I predominately work with 1% HCl in methanol for extraction of plant phenolics. How can I measure the pH of this? Is pH only for aqueous solutions? What can
The units of pH are moles H+ per liter and the 1%HCl units need to be converted into moles per liter. One mole H+ per liter [in this case it include methanol in units of liter] has a pH of 0.0. In your case pH would most likely be negative. pH buffers for calibrating pH measurements are 4.0 and 7.0, and they need to be 3 pH units from the expected pH. Thus rarely is pH for negative pH values a measured quantity.
Also commercial HCl contains about 37% HCl and 63% water, so 1% HCl (v/v) would equal only 0.37% HCl, not 1% HCl.
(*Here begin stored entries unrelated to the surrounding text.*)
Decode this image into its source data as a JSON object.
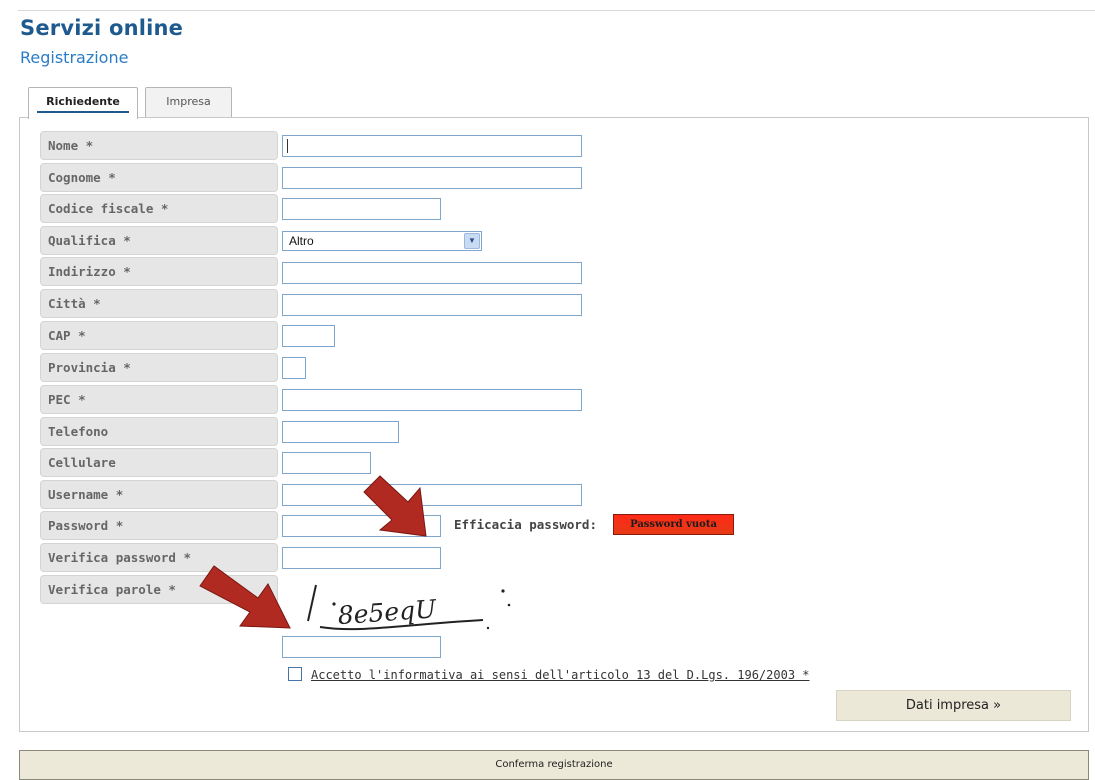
{
  "header": {
    "title": "Servizi online",
    "subtitle": "Registrazione"
  },
  "tabs": [
    {
      "label": "Richiedente",
      "active": true
    },
    {
      "label": "Impresa",
      "active": false
    }
  ],
  "form": {
    "fields": [
      {
        "label": "Nome *",
        "value": ""
      },
      {
        "label": "Cognome *",
        "value": ""
      },
      {
        "label": "Codice fiscale *",
        "value": ""
      },
      {
        "label": "Qualifica *",
        "value": "Altro"
      },
      {
        "label": "Indirizzo *",
        "value": ""
      },
      {
        "label": "Città *",
        "value": ""
      },
      {
        "label": "CAP *",
        "value": ""
      },
      {
        "label": "Provincia *",
        "value": ""
      },
      {
        "label": "PEC *",
        "value": ""
      },
      {
        "label": "Telefono",
        "value": ""
      },
      {
        "label": "Cellulare",
        "value": ""
      },
      {
        "label": "Username *",
        "value": ""
      },
      {
        "label": "Password *",
        "value": ""
      },
      {
        "label": "Verifica password *",
        "value": ""
      },
      {
        "label": "Verifica parole *",
        "value": ""
      }
    ],
    "password_strength": {
      "label": "Efficacia password:",
      "value": "Password vuota",
      "color": "#ff2a18"
    },
    "captcha_text": "8e5eqU",
    "consent_text": "Accetto l'informativa ai sensi dell'articolo 13 del D.Lgs. 196/2003 *",
    "consent_checked": false
  },
  "buttons": {
    "next": "Dati impresa »",
    "confirm": "Conferma registrazione"
  },
  "annotations": {
    "arrow_color": "#b02a22"
  }
}
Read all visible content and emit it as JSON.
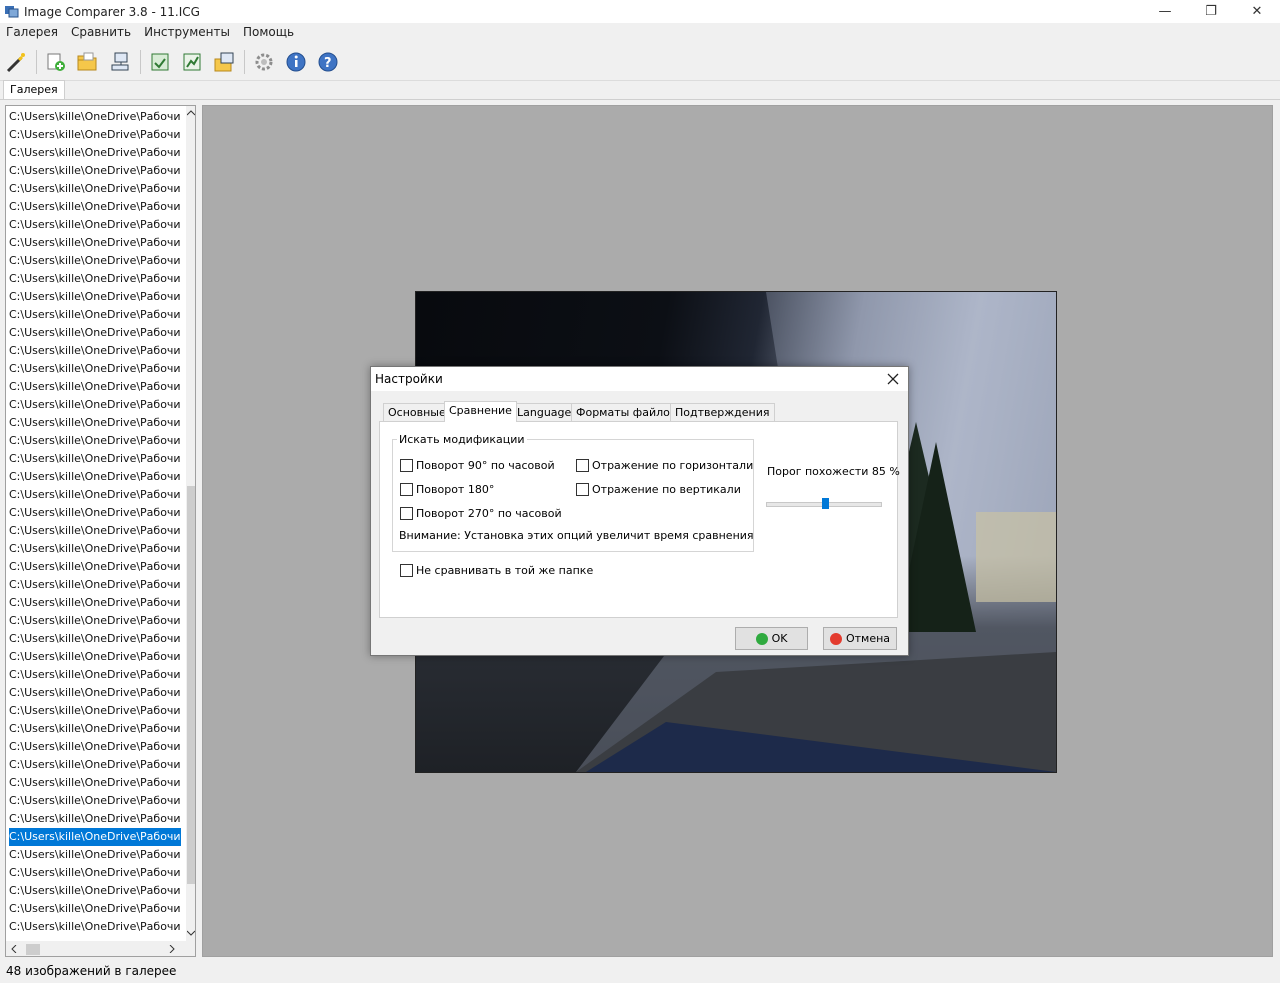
{
  "window": {
    "title": "Image Comparer 3.8 - 11.ICG",
    "minimize": "—",
    "maximize": "❐",
    "close": "✕"
  },
  "menu": [
    "Галерея",
    "Сравнить",
    "Инструменты",
    "Помощь"
  ],
  "tabs": {
    "gallery": "Галерея"
  },
  "file_list": {
    "item_text": "C:\\Users\\kille\\OneDrive\\Рабочий ст",
    "visible_count": 46,
    "selected_index": 40
  },
  "status": {
    "text": "48 изображений в галерее"
  },
  "dialog": {
    "title": "Настройки",
    "tabs": [
      "Основные",
      "Сравнение",
      "Language",
      "Форматы файлов",
      "Подтверждения"
    ],
    "active_tab": 1,
    "group_title": "Искать модификации",
    "checkboxes": [
      {
        "label": "Поворот 90° по часовой",
        "checked": false
      },
      {
        "label": "Отражение по горизонтали",
        "checked": false
      },
      {
        "label": "Поворот 180°",
        "checked": false
      },
      {
        "label": "Отражение по вертикали",
        "checked": false
      },
      {
        "label": "Поворот 270° по часовой",
        "checked": false
      }
    ],
    "warning": "Внимание: Установка этих опций увеличит время сравнения",
    "same_folder_checkbox": {
      "label": "Не сравнивать в той же папке",
      "checked": false
    },
    "threshold_label": "Порог похожести 85 %",
    "threshold_value": 85,
    "ok_label": "OK",
    "cancel_label": "Отмена"
  },
  "colors": {
    "selection": "#0078d7",
    "preview_bg": "#ababab",
    "ok_icon": "#2faa3f",
    "cancel_icon": "#e33b2e"
  }
}
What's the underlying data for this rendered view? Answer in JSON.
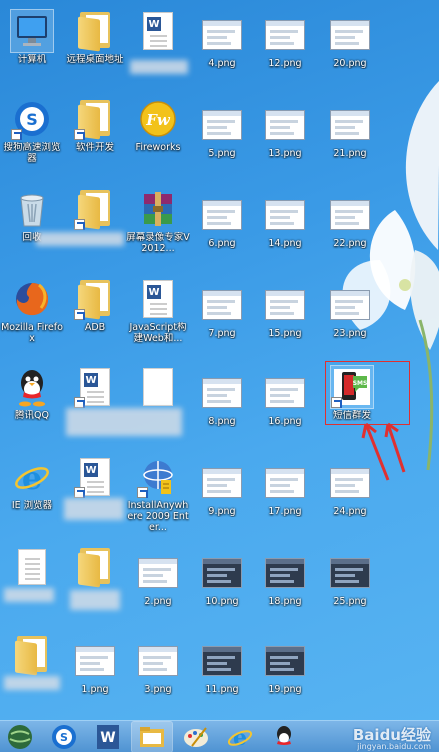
{
  "desktop": {
    "col1": [
      {
        "label": "计算机",
        "icon": "computer-icon"
      },
      {
        "label": "搜狗高速浏览器",
        "icon": "sogou-browser-icon"
      },
      {
        "label": "回收",
        "icon": "recycle-bin-icon"
      },
      {
        "label": "Mozilla Firefox",
        "icon": "firefox-icon"
      },
      {
        "label": "腾讯QQ",
        "icon": "qq-icon"
      },
      {
        "label": "IE 浏览器",
        "icon": "ie-icon"
      },
      {
        "label": "",
        "icon": "document-icon"
      },
      {
        "label": "",
        "icon": "folder-icon"
      }
    ],
    "col2": [
      {
        "label": "远程桌面地址",
        "icon": "folder-icon"
      },
      {
        "label": "软件开发",
        "icon": "folder-icon"
      },
      {
        "label": "",
        "icon": "folder-icon"
      },
      {
        "label": "ADB",
        "icon": "folder-icon"
      },
      {
        "label": "",
        "icon": "word-doc-icon"
      },
      {
        "label": "",
        "icon": "word-doc-icon"
      },
      {
        "label": "",
        "icon": "folder-icon"
      },
      {
        "label": "1.png",
        "icon": "image-thumb-icon"
      }
    ],
    "col3": [
      {
        "label": "",
        "icon": "word-doc-icon"
      },
      {
        "label": "Fireworks",
        "icon": "fireworks-icon"
      },
      {
        "label": "屏幕录像专家V2012...",
        "icon": "winrar-icon"
      },
      {
        "label": "JavaScript构建Web和...",
        "icon": "word-doc-icon"
      },
      {
        "label": "",
        "icon": "blank-file-icon"
      },
      {
        "label": "InstallAnywhere 2009 Enter...",
        "icon": "installer-icon"
      },
      {
        "label": "2.png",
        "icon": "image-thumb-icon"
      },
      {
        "label": "3.png",
        "icon": "image-thumb-icon"
      }
    ],
    "col4": [
      {
        "label": "4.png"
      },
      {
        "label": "5.png"
      },
      {
        "label": "6.png"
      },
      {
        "label": "7.png"
      },
      {
        "label": "8.png"
      },
      {
        "label": "9.png"
      },
      {
        "label": "10.png"
      },
      {
        "label": "11.png"
      }
    ],
    "col5": [
      {
        "label": "12.png"
      },
      {
        "label": "13.png"
      },
      {
        "label": "14.png"
      },
      {
        "label": "15.png"
      },
      {
        "label": "16.png"
      },
      {
        "label": "17.png"
      },
      {
        "label": "18.png"
      },
      {
        "label": "19.png"
      }
    ],
    "col6": [
      {
        "label": "20.png"
      },
      {
        "label": "21.png"
      },
      {
        "label": "22.png"
      },
      {
        "label": "23.png"
      },
      {
        "label": "短信群发",
        "icon": "sms-bulk-app-icon",
        "selected": true
      },
      {
        "label": "24.png"
      },
      {
        "label": "25.png"
      }
    ]
  },
  "taskbar": {
    "items": [
      {
        "icon": "start-globe-icon"
      },
      {
        "icon": "sogou-browser-icon"
      },
      {
        "icon": "word-icon"
      },
      {
        "icon": "file-explorer-icon"
      },
      {
        "icon": "paint-icon"
      },
      {
        "icon": "ie-icon"
      },
      {
        "icon": "qq-icon"
      }
    ],
    "watermark": "Baidu经验",
    "watermark_sub": "jingyan.baidu.com"
  },
  "colors": {
    "desktop_bg": "#3a9ae6",
    "highlight": "#e03030"
  }
}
pH is merely -log H+ concentration. It doesn't matter what the solution is. The issue is calculating the H+ concentration without knowing the dissociation constant for the proton from its conjugate base. As Kissinger said, you can measure this directly using a pH meter, but there will be a bias error due to the higher diffusivity of H+ in methanol versus water. pH meters depend on the rate of H+ diffusion through a porous glass cover between the solution and the electrode (effectively measuring the current produced). There can be a similar solvent effect on the color of the pH indicator in the strip since the pH indicator depends on its own dissociation constant, which will differ in non-aqueous solutions. Bottom line is that there is no way to know with absolute precision what the effective pH of your methanolic HCl solution is, unless you have an indicator that with a known dissociation constant in that solution. Since MeOH has similar H-bonding properties to water, you might assume that the H+ and Cl- are fully dissociated (probably ture for dilute solutions) and calculate the pH from the effective concentration.